15.03.2022

Wirtschaftsministerium spricht Antragsstopp für „Digitalbonus Thüringen“ aus

Ab dem heutigen 15. März gilt für das Förderprogramm „Digitalbonus Thüringen“ ein Antragsstopp. Darüber hat Thüringens Wirtschaftsminister Wolfgang Tiefensee die Vertreter von Kammern und Verbänden gestern informiert. Grund ist die vom Thüringer Landtag verhängte Globale Minderausgabe, die in erheblichem Umfang auch den Haushalt des Thüringer Wirtschafts- und Wissenschaftsministeriums trifft. Mit dem Digitalbonus hat das Land bisher kleine und mittelständische Unternehmen, Handwerk, Handel und unternehmensnahe Dienstleister dabei unterstützt, sich digitaler aufzustellen und die dafür notwendige Hard- und Software zu beschaffen.

„Es ist sehr bedauerlich, dass wir den Digitalbonus in diesem Jahr nicht mehr fortführen können“, sagte Tiefensee. Das Programm sei als unbürokratisches und zielgenaues Förderinstrument bei den Unternehmen gut nachgefragt gewesen. Um die Globale Minderausgabe zu erfüllen, die der Landtag beschlossen hatte – allein für das Wirtschaftsministerium sind damit Ausgabenkürzungen in Höhe von mehr als 64 Millionen Euro verbunden –, sei es allerdings unumgänglich, die noch frei verfügbaren Landesmittel im Haushalt des Ministeriums zu kürzen bzw. zu strecken.

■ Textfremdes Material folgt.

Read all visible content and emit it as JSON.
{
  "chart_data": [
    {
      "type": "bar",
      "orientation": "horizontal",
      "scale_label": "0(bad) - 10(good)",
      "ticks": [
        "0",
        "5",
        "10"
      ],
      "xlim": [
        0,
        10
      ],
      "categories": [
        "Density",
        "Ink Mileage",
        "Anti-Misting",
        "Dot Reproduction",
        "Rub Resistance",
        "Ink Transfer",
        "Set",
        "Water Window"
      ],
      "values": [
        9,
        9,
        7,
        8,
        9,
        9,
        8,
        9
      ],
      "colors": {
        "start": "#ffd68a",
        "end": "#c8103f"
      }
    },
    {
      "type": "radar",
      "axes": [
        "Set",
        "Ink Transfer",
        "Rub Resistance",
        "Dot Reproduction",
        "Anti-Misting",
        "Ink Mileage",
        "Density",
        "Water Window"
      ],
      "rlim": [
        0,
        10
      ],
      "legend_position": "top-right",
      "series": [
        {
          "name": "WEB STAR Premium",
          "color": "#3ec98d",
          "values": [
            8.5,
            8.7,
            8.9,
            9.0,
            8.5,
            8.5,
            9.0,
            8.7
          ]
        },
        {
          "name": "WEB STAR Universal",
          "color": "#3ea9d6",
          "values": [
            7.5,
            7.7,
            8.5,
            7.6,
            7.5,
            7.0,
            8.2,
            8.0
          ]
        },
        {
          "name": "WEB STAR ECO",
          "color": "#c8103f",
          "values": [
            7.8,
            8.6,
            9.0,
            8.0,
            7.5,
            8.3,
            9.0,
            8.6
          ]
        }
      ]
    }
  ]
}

Für den Digitalbonus hatte das Wirtschaftsministerium in diesem Jahr rund vier Millionen Euro im Haushalt eingeplant. Diese Summe muss nun um 2,5 Millionen Euro verringert werden. Von den verbleibenden 1,5 Millionen Euro sind 1,4 Millionen Euro bereits durch Förderzusagen an Unternehmen gebunden, so dass das Programm praktisch ausgeschöpft ist. Neue Förderanträge können damit nicht mehr bedient werden. Ob der Digitalbonus im kommenden Jahr wieder starten könne, sei angesichts des prognostizierten Haushaltsvolumens derzeit fraglich, sagte der Minister. Ein ähnliches Vorgehen wird auch bei anderen Förderprogrammen notwendig werden.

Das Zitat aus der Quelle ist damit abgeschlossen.